During my second practical workshop with the refugees, we began in a circle in the middle of the room and slowly began to raise our voices together and dance. We were familiar with the tunes and had in fact performed them for an internal audience at the refugee centre, earlier in the year during the spring. Let me reflect on that first song and dance session back in April, which was a moment of supreme shock for everyone. Up until then, our sessions had been highly structured and clearly led by me. I was using drama games I had learned during a Teaching Drama course and also my university training. Now, however, I felt the need to take a step back and let participants show me what they could do. ‘Let’s sing’ I said spontaneously. I then opened the floor to them.
I had previously often heard one of the ladies humming in the café and so asked her to kick us off. Her song, ‘Kembo’, seemed to be well- known, as they others were comfortable joining in, while the lady led the song and sung a second voice. All of them chipped in at junctures to offer their own moves. I myself initiated a conga which was a very unifying moment. We stamped and sang loudly and without apology. A drama session is an ideal opportunity to temporarily break through some of the barriers the refugees may deal with in day-to-day life, particularly as they work through the necessary application processes to receive asylum.
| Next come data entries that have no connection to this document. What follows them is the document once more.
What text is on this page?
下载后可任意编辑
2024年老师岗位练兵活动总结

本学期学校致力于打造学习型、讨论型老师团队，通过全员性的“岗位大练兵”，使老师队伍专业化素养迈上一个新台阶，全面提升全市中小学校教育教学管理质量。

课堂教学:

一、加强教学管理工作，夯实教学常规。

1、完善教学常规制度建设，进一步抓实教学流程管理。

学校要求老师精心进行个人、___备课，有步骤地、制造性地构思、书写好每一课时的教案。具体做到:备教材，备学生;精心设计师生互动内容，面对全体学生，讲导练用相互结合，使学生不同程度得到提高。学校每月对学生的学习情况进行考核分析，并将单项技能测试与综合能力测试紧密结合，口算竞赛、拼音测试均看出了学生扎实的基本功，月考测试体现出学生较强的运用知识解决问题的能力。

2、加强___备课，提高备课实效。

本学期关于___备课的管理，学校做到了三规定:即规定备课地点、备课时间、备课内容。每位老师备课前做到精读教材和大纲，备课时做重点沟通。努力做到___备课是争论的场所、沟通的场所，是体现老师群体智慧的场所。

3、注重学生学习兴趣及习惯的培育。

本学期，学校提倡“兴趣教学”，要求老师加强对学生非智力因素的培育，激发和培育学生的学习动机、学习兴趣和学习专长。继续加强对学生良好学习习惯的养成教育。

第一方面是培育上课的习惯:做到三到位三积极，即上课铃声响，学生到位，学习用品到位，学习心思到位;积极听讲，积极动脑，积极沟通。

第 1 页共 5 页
Here, they have a space to openly express themselves.
Most of the participants are Congolese. As a South African, this culture is, of course, different from my own, but not entirely alien. The refugees were, therefore, very surprised by my familiarity with African music. On the surface, I seem very English, as I moved to the UK at eleven. At heart, however, African rhythms are still deeply rooted. I taught them Shosha Loza, a Zulu song I had learned as a child. Before we began the theatre sessions, I had already been serving tea and coffee in the café for some months. I knew the clients but the drama group became a way for me to get to know the group more deeply, not through words but through movement and expressions of a shared African identity.
Now, having started the classes again after a long break over the summer and autumn, the singing and dancing is no longer a surprise for most of them but an expected pleasure at the end of each session. When we begin our final sing-song, visitors dropping in for the first time, continue to be surprised. The singing therefore becomes an initiation ceremony as we re-enact out group identity each week and welcome new people into the room. During our last session, a new lady actually arrived in the middle of the song. I consciously moved towards her, opened the door and invited the rest of the group to join me in welcoming her into the space. She was encouraged to take her coat off and join in with us immediately. The joy of this welcome perhaps transmitted the desires of the refugees to be welcomed here, in their new country of domicile. In this way, the song and dance becomes a way to express the needs of the group and a site of healing and unity.
So, how does this link to archaeology? Well, we have sung these songs countless times within the space. They are a means of voicing who we are, where we have come from and our links to our home countries. One Congolese man I interviewed said, he had learned to speak Eritrean here. The centre is a site for cross-cultural storytelling and linguistic exploration. By re-enacting our original song session back in May, over and over again each week, we regularly reinforce our group identity and individual validity within the space. We communicate, through song, the storytelling that is continually taking place. Click here to listen to an audio file from our last session.
We repeated the exercise from the previous week, waking up the space using our voices and bodies. This time, however, we incorporated the Congolese and Zulu songs into the exercise. I encouraged participants to invite the space into the communal activity, engaging with the different elements of the room, this time not by saying ‘hello’ but by singing. I believe this enabled the refugees to more consciously communicate with the room itself and perhaps subconsciously consider its role in framing and housing their experiences.